Menurut Boyamin tindakan menunda eksekusi Pinangki dapat
diartikan adanya perbedaan perlakuan antara Pinangki dengan narapidana lain
yang dilakukan Jaksa Penuntut Umum (JPU). Padahal sudah lebih dari 3 minggu
putusan pengadilan sudah keluar
"Berdasarkan berita
itu kan telah inkrah tanggal 6 Juli 2021, sehingga kalau dihitung sampai
hari ini, atau kemarin lah hari Sabtu, itu sudah 3 minggu lebih bahkan hampir
mendekati 4 minggu. Jadi kalau mestinya itu di minggu pertama tanggal 7 sampai
tanggal sekitar tanggal 12 itu mestinya ya sudah dilakukan eksekusi minggu
pertama itu," tuturnya.
Jika eksekusi tidak segera dilakukan, Boyamin melanjutkan,
MAKI akan melakukan pelaporan pada Komisi Kejaksaan, Jaksa Agung Muda, serta
Komisi III DPR.
"Jika minggu depan belum eksekusi, maka akan lapor
Komisi Kejaksaan, Jaksa Agung Muda Pengawasan Kejagung, dan Komisi III DPR,
untuk menegur Jaksa Agung atas belum eksekusi Pinangki ke Lapas Pondok Bambu
atau lainnya," paparnya.
Pinangki Sirna Malasari merupakan terpidana kasus fatwa
Mahkamah Agung (MA) terkait terpidana kasus korupsi cessie Bank Bali, Djoko
Tjandra.
Pada pengadilan tingkat pertama, Pinangki divonis 10 tahun
penjara karena dinilai terbukti melakukan tiga tindak pidana sekaligus.
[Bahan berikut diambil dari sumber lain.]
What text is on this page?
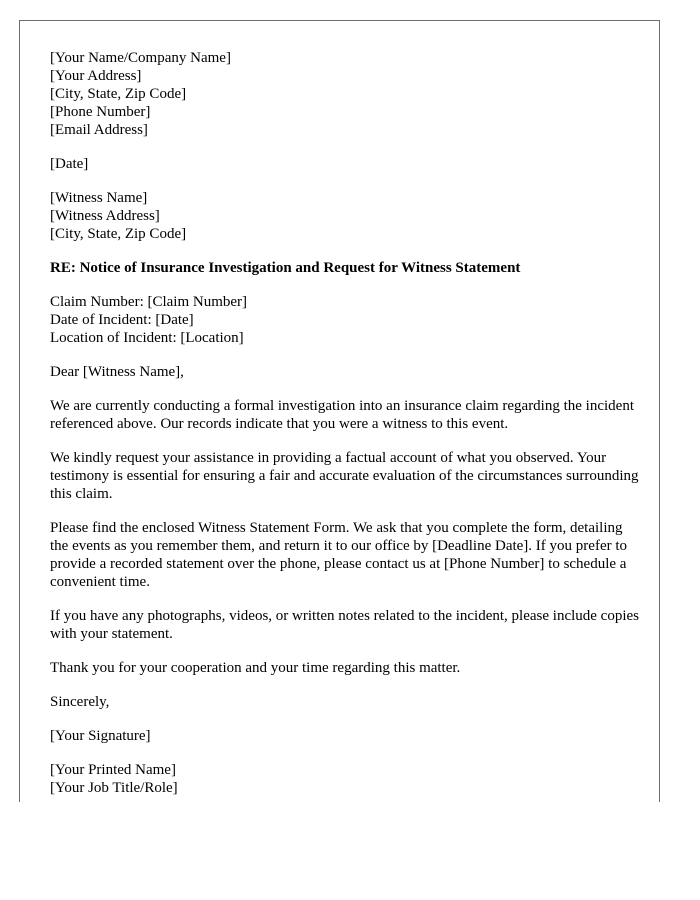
[Your Name/Company Name]
[Your Address]
[City, State, Zip Code]
[Phone Number]
[Email Address]
[Date]
[Witness Name]
[Witness Address]
[City, State, Zip Code]
RE: Notice of Insurance Investigation and Request for Witness Statement
Claim Number: [Claim Number]
Date of Incident: [Date]
Location of Incident: [Location]
Dear [Witness Name],
We are currently conducting a formal investigation into an insurance claim regarding the incident referenced above. Our records indicate that you were a witness to this event.
We kindly request your assistance in providing a factual account of what you observed. Your testimony is essential for ensuring a fair and accurate evaluation of the circumstances surrounding this claim.
Please find the enclosed Witness Statement Form. We ask that you complete the form, detailing the events as you remember them, and return it to our office by [Deadline Date]. If you prefer to provide a recorded statement over the phone, please contact us at [Phone Number] to schedule a convenient time.
If you have any photographs, videos, or written notes related to the incident, please include copies with your statement.
Thank you for your cooperation and your time regarding this matter.
Sincerely,
[Your Signature]
[Your Printed Name]
[Your Job Title/Role]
Pertama, nenerima suap sebesar Rp 500 ribu dolar AS dari
Djoko Tjandra. Kedua, melakukan tindak pidana pencucian uang dengan total
375.229 dolar AS atau senilai Rp 5,25 miliar. Ketiga, melakukan pemufakatan
jahat bersama Djoko Tjandra, Andi Irfan Jaya dan Anita Kolopaking untuk
menjanjikan 10 juta dolar AS pada Kejagung dan MA demi mendapatkan fatwa.
Namun di tingkat banding, putusan itu dipangkas menjadi
hanya 4 tahun penjara.
Majelis hakim Pengadilan Tinggi (PT) Jakarta menyebut tiga alasan pemberian vonis itu, yaitu Pinangki sudah mengakui kesalahan dan menyesali perbuatannya, Pinangki merupakan seorang ibu dan punya seorang anak berusia empat tahun, dan terakhir Pinangki sebagai perempuan mesti mendapat perhatian, perlindungan dan diperlakukan adil.